When it came to music my father and I had little in common. He couldn’t abide the rock music I played for a living. I had no use for the idol of his youth, Bix Biederbeck. Or any other jazz for that matter. We briefly agreed on liking folk music – with Peter, Paul and Mary. But he never got Dylan even before Bob went electric.

The one place we came together musically was at Christmas. Fraught as that time was for me, I always enjoyed carols with him.

In his later years he complained about the decline of Christmas music, ‘Where’s the stuff I loved? All I hear is junk.” I would have chalked it up to the crankiness of old age, except I felt the same way. What we bemoaned was that our dear old carols, which came from Europe, were being publicly buried beneath piles of American stuff of more recent origin, written mostly in the 40s.

Sometime around the late 70s, as I battled throngs of other seasonal deadbeats on Christmas Eve – having typically procrastinated – I noticed that the old carols were disappearing. I found myself assailed by Rudolf and his Red Nose, by that icky scene of Mommy kissing Santa. And by “Jingle Bell Rock” –which coming after Hendrix and the greats was an insult to the genre. It was about as rocked out as Mel Torme, the crooner responsible for “The Christmas Song,” otherwise known as “Chestnuts roasting round an open fire.” A chestnut, indeed.

The song I absolutely can’t abide to this day is the Little Drummer Boy. Now I love drums. They were my first instrument. Drums do that pounding, beating sound we call percussion quite well. Voices don’t. And a big chorus of them doesn’t help. Voices are for singing, not drumming, Yet they persist in trying to do just that throughout what always feels to me like at least a half hour. I’ve come to think of it as the “rumpa-bump-bummer song.”

————

What made all that music so hard on my father’s ears, and mine, was how it suffered in comparison with the old stuff. “Joy to the World.” “What Child is This.” Hark the Herald Angels,” and my favorite, “Oh Come All Ye Faithful.” They all have great melodies.

I enjoyed playing piano for carol sings in our college community. I’m told that my father had a few drinks and sang loudly. But I don’t remember, because I was busy at the piano faking my way through all those songs, because I couldn’t read music. What I do remember is how when we got to my favorite song some of the Profs showed off their erudition by singing it in Latin: “Adestes Fidelis.”

So what is the deal with all this American music replacing the traditional carols? You might think it was because people got tired of the old, except that by the late 70s all those 40s songs were a generation old. Their crooning style –the sounds of Bing and Dean and Frank – was exactly what the rock revolution intended to overthrow. Eleven months of the year it’s long been obvious who won that war, hands down. Yet every year at Christmas the otherwise despised sounds of the 40s are back, louder than ever.

Is it nostalgia for a time of American innocence? Is it because we’re more comfortable with songs that celebrate fun than that serious old religious stuff? Perhaps. But I think there’s a different reason.

There’s a clue in the career of Irving Berlin.

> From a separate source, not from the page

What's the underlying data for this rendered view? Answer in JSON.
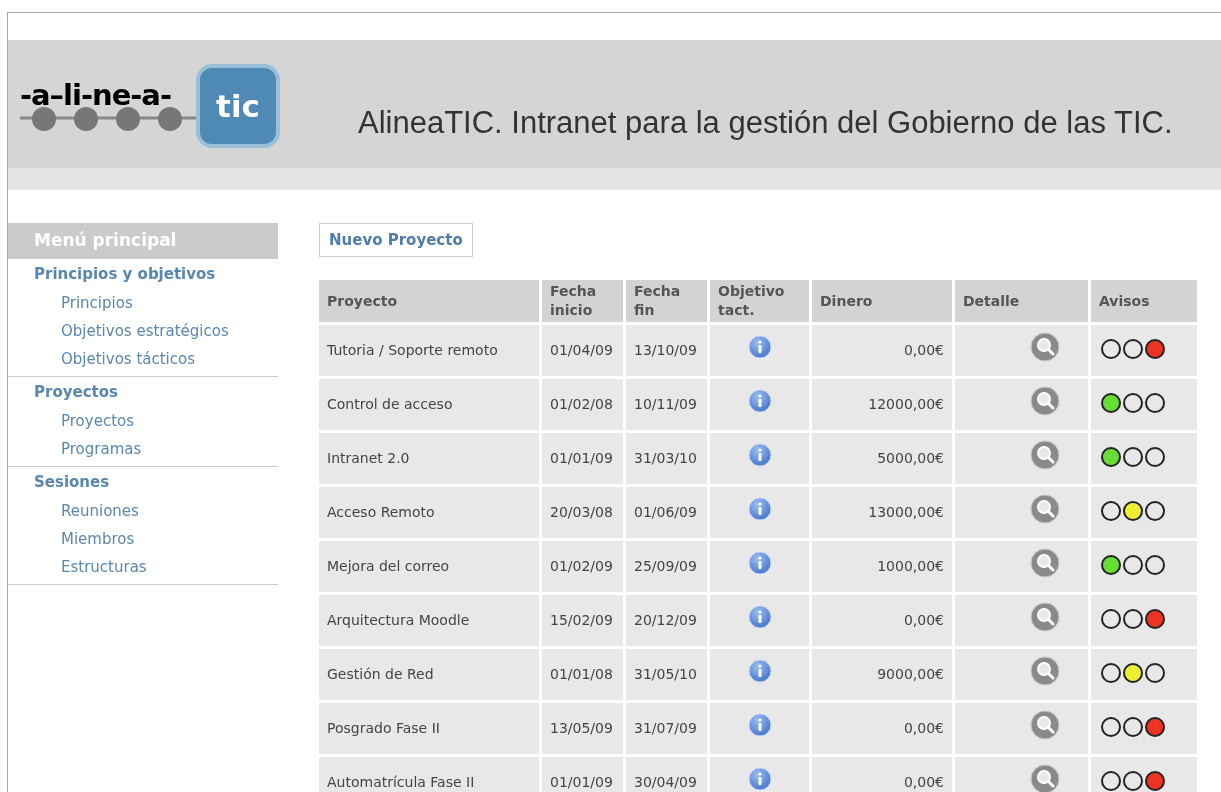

He wrote the most popular American Christmas song. “White Christmas” not only tops the Christmas lists, but has sold more singles than any record in history. Berlin was a founding member of ASCAP. ASCAP was started to insure that musicians, who’d once made their living in live performance, could benefit from what ASCAP deems “performances” of recorded music – their lucrative theory being that every time a piece of recorded music is played in public, its creator should benefit.

Thanks to ASCAP, “White Christmas” made Berlin very rich. Doubly so, because he was his own music publisher. By long tradition music publishers split revenues 50/50 with their writers.

I’m a music publisher myself. I work hard for my 50% – promoting the music I own, and collecting the royalties worldwide. That’s how I discovered the key to why traditional carols are disappearing. I have a few CDs of classical music in my library. I got a recent ASCAP statement and was shocked to find that a piece of Mozart’s from my library only paid a tenth of what the other pieces did for playing on the same TV station. I inquired and was told that it was because the Mozart is in the Public Domain: i.e., was written before 1922.

Though the writers of those American Christmas songs from the 40s are all dead, their publishers are alive, and the songs are still under copyright –which means they pay the full rate. The publishers naturally push the music that will make them the most profit. As most of them will tell you, they are not in the music business for their health.

Who can blame them? They’re just getting with the spirit of contemporary Christmas. The spirit of Ka-ching. Dreaming of a green Christmas, and I’m not talking ecology.